Les ordonnances de macron remettent elles en cause la hierachie des normes comme le dit melenchon et que conteste Édouard philippe

Bonjour, 

(cette réponse est tirée d'un article publié sur le site de Libération le 7 septembre)

Voilà ce que prévoit les ordonnances : à de rares exceptions près, elles généralisent à l’ensemble du code du travail le principe de primauté de l’accord d’entreprise, tel qu’il avait été instauré par la loi El Khomri sur la seule question du temps de travail. Cela a pour conséquence d'affaiblir nettement la place de la branche. Explications.

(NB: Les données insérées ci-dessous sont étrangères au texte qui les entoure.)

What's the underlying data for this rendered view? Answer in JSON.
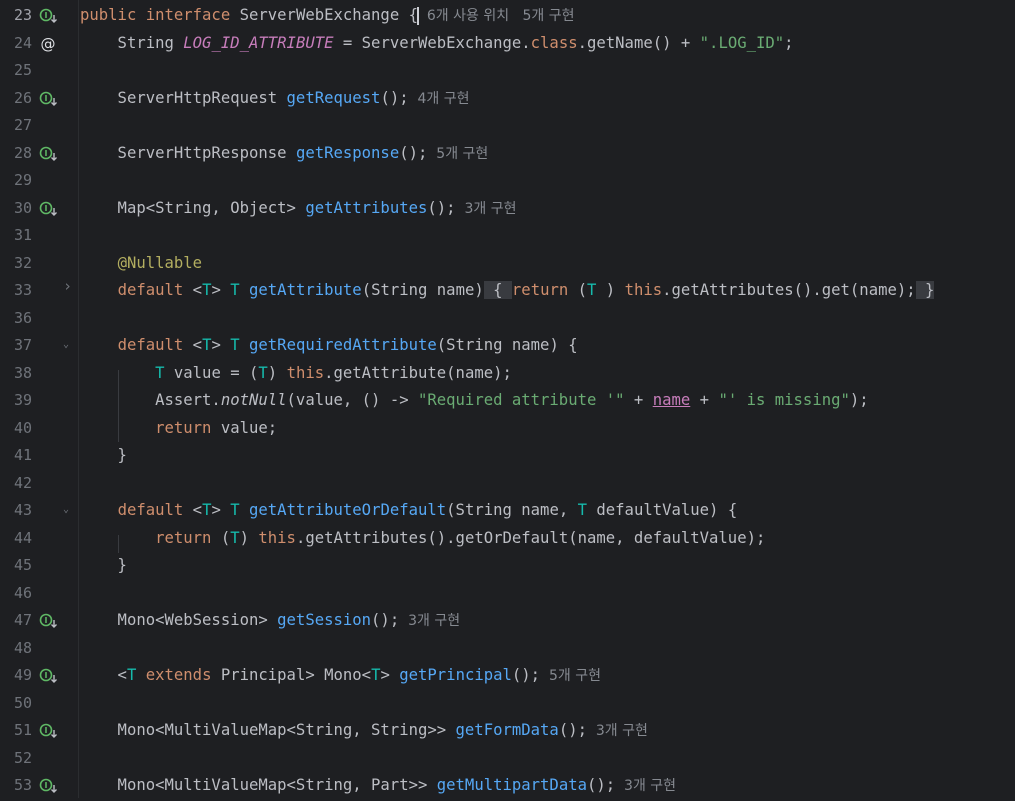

La première des cinq ordonnances, consacrée à ce sujet, classe les champs relevant de la négociation de branche en trois catégories. La première catégorie regroupe les thèmes où les accords de branche s’imposent aux accords d’entreprise, sans possibilité d’y déroger. Aujourd’hui, ce pré-carré compte six thèmes : salaires minima, classifications, garanties collectives complémentaires, prévention de la pénibilité, égalité femmes/hommes et mutualisation des fonds de la formation professionnelle. Suite la réforme, il en compte onze. Un progrès ? Pas vraiment. D’abord, l’un de ces six thèmes (pénibilité) quitte cette catégorie pour descendre un cran en dessous. Reste cinq thèmes auxquels le gouvernement en ajoute donc six autres. Mais en réalité, la plupart de ces «nouveaux» thèmes relevaient déjà de la compétence de la branche. «On les a juste rangés au bon endroit dans le code du travail, avec les autres thèmes qui relevaient explicitement de la branche», explique la juriste d’une centrale syndicale. Il en est ainsi, par exemple, des conditions de la période d’essai ou des durées d’équivalence dans certaines professions.

De fait, seuls deux nouveaux thèmes ont vraiment fait leur apparition dans cette catégorie sacralisée : les conditions de recours aux contrats courts (CDD, temps partiels) et aux contrats de chantier. Mais ces questions étaient aujourd’hui traitées par… le code du travail. Autrement dit, les règles qui encadrent le recours à ces contrats étaient les mêmes pour tous. Désormais, chaque branche professionnelle peut y déroger, et instaurer par exemple des durées de CDD pouvant aller jusqu’à cinq ans (limite maximum européenne). Seuls les motifs du recours restent garantis par la loi. Bref, ces sujets «descendent» du code du travail à la branche.

La deuxième catégorie regroupe les thèmes que la branche a la possibilité, si elle le souhaite, de préempter. C’est-à-dire les sujets sur lesquels elle peut – ou pas – faire primer l’accord de branche sur l’accord d’entreprise. Elle regroupe quatre thèmes : prévention des risques professionnels (qui descend donc d’une catégorie), emploi et insertion des handicapés, effectif pour la désignation des délégués syndicaux, et primes pour travaux dangereux ou insalubres. Mais pour tous les autres thèmes – il s’agit de la troisième catégorie – c’est l’accord d’entreprise qui prime maintenant sur la branche.

Difficile, dans ces conditions, de considérer que la branche est préservée par la réforme, dans la mesure où jusqu'à présent, la branche pouvait décider de faire primer ses décisions, vis-à-vis de l’entreprise, sur l’ensemble des thèmes (hors thématique  «durée du travail» déjà confiée en grande partie à l’entreprise par la loi El Khomri). La branche passe donc d’une compétence quasi universelle à une compétence limitée de sujets. Désormais, par accord d’entreprise, par exemple, les questions relatives aux primes (hors travaux insalubres ou dangereux), au 13mois, aux avantages liés à l’ancienneté ou encore aux préavis de licenciement, jusqu’ici définis par la branche, peuvent être remis en cause par l’accord d’entreprise. Ce n’est qu’à défaut d’accord d’entreprise sur tel ou tel sujet que l’accord de branche reprend l’avantage.